Administration of insulin-like growth factor-1 (IGF-1) improves both structure and function of delta-sarcoglycan deficient cardiac muscle in the hamster.

Dilated cardiomyopathies (DCM) are due to progressive dilatation of the cardiac cavities and thinning of the ventricular walls and lead unavoidably to heart failure. They represent a major cause for heart transplantation and, therefore, defining an efficient symptomatic treatment for DCM remains a challenge. We have taken advantage of the hamster strain CHF147 that displays progressive cardiomyopathy leading to heart failure to test whether stimulation of a hypertrophic pathway could delay the process of dilatation.Six month old CHF147 hamsters were treated with IGF-1 so that we could compare the efficacy of systemic administration of human recombinant IGF-1 protein (rh IGF-1) at low dose to that of direct myocardial injections of a plasmid DNA containing IGF-1 cDNA (pCMV-IGF1).IGF-1 treatment did not induce a significant variation of ventricle mass, but preserved left ventricular (LV) wall thickness and delayed dilatation of cardiac cavities when compared to non-treated hamsters. Together with this reduction of dilatation, we also noted a reduction in the amount of interstitial collagen.
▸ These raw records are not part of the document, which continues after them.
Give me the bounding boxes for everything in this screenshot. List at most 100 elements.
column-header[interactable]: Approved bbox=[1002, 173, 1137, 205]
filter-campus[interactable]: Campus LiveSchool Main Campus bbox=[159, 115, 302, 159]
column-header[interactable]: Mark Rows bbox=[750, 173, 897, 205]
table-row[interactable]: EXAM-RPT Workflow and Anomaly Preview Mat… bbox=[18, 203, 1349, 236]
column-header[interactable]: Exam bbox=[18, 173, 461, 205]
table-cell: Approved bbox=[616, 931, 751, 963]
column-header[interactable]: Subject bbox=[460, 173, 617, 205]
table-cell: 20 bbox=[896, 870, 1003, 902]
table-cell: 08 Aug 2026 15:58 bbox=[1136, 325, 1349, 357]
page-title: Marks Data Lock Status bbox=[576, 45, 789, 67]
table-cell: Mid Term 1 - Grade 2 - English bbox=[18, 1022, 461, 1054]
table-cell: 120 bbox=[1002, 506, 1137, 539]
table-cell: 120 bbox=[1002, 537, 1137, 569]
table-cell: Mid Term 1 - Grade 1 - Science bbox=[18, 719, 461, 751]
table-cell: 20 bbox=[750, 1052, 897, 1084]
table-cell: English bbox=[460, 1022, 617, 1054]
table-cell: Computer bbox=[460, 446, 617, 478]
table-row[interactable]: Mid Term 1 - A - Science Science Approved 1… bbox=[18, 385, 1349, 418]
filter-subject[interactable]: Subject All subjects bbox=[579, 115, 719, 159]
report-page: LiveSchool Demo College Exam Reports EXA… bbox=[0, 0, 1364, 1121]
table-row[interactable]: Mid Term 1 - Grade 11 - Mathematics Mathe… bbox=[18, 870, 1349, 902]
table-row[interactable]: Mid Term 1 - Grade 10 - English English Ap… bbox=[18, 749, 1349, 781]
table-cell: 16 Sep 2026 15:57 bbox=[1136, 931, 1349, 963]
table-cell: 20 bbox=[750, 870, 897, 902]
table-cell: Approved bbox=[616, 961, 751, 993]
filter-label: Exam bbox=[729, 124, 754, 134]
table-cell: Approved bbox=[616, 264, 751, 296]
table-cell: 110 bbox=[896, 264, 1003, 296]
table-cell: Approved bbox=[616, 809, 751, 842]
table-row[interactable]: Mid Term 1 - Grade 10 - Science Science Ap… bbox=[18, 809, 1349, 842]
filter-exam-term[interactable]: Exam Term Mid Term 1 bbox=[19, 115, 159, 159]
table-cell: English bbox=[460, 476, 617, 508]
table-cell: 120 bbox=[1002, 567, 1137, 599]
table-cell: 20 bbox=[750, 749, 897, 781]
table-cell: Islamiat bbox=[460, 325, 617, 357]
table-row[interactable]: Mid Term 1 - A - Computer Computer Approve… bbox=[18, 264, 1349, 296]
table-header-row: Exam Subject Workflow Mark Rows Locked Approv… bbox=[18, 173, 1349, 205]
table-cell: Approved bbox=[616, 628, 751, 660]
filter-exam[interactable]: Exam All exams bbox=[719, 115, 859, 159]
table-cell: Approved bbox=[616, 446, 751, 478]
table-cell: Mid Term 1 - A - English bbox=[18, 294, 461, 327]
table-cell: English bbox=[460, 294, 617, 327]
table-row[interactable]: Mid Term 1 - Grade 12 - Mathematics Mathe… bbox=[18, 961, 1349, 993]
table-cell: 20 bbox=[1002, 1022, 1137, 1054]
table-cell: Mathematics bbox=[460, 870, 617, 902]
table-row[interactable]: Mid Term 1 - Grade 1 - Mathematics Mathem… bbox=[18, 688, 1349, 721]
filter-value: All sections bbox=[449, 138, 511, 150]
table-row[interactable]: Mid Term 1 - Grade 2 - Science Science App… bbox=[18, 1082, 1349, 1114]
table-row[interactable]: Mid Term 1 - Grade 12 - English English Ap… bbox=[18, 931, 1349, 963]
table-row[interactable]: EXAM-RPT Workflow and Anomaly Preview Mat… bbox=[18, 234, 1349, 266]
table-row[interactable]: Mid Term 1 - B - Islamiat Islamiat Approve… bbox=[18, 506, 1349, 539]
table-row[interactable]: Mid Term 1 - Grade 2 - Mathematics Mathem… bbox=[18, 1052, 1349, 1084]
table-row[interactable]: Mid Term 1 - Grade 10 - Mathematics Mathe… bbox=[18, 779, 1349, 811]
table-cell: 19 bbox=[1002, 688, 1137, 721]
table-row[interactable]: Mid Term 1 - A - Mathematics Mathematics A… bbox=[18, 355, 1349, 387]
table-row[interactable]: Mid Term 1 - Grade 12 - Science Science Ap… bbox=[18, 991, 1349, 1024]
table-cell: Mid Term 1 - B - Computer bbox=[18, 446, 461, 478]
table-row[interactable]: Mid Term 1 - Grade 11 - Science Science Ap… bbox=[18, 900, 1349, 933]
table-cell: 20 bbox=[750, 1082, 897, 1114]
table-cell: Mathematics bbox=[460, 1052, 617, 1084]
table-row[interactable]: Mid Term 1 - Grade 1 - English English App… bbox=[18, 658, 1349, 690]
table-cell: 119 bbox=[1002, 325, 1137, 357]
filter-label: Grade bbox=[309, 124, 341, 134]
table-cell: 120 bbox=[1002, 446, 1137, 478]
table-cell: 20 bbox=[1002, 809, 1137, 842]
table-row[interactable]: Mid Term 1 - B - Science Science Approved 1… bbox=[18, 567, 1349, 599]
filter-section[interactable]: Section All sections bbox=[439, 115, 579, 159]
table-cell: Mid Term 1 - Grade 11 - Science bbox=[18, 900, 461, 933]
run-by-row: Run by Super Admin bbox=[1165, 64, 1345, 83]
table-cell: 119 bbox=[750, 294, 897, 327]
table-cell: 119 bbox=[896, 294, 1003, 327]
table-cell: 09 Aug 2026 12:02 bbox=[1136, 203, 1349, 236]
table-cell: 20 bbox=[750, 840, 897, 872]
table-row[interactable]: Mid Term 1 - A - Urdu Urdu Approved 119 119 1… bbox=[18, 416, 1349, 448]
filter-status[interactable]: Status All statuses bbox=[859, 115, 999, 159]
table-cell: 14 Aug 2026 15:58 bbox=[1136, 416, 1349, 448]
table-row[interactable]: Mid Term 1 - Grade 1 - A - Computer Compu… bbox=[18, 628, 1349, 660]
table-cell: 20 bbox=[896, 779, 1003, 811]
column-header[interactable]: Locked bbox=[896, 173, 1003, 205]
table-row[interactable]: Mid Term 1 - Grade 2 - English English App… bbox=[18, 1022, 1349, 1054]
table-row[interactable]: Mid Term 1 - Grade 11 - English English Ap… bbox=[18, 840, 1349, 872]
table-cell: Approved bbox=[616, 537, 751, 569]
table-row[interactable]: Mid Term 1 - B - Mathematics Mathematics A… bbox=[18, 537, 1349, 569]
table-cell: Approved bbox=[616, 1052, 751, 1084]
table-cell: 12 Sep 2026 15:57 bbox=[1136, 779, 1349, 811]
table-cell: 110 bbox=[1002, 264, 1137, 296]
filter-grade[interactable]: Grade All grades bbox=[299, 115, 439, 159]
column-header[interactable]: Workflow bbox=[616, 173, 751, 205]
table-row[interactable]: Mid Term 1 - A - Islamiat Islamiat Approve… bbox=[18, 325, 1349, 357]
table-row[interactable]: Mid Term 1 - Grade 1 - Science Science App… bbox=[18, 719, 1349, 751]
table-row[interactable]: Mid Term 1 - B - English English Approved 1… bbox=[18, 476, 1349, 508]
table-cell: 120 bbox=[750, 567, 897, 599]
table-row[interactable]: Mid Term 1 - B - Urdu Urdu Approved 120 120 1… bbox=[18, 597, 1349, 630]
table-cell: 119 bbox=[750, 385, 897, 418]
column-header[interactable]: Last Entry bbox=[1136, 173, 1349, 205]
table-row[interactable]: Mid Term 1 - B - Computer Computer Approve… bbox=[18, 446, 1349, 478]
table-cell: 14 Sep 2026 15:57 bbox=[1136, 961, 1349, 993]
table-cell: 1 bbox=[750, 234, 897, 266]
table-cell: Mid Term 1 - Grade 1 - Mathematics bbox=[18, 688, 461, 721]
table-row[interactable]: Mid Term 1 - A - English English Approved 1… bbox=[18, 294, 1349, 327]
Furthermore, IGF-1 treatment induced beneficial effects on cardiac function since treated hamsters presented improved cardiac output and stroke volume, decreased end diastolic pressure when compared to nontreated hamsters and also showed a trend towards increased contractility (dP/dt(max)).This study provides evidence that IGF-1 treatment induces beneficial structural and functional effects on DCM of CHF147 hamsters, hence making this molecule a promising candidate for future gene therapy of heart failure due to DCM.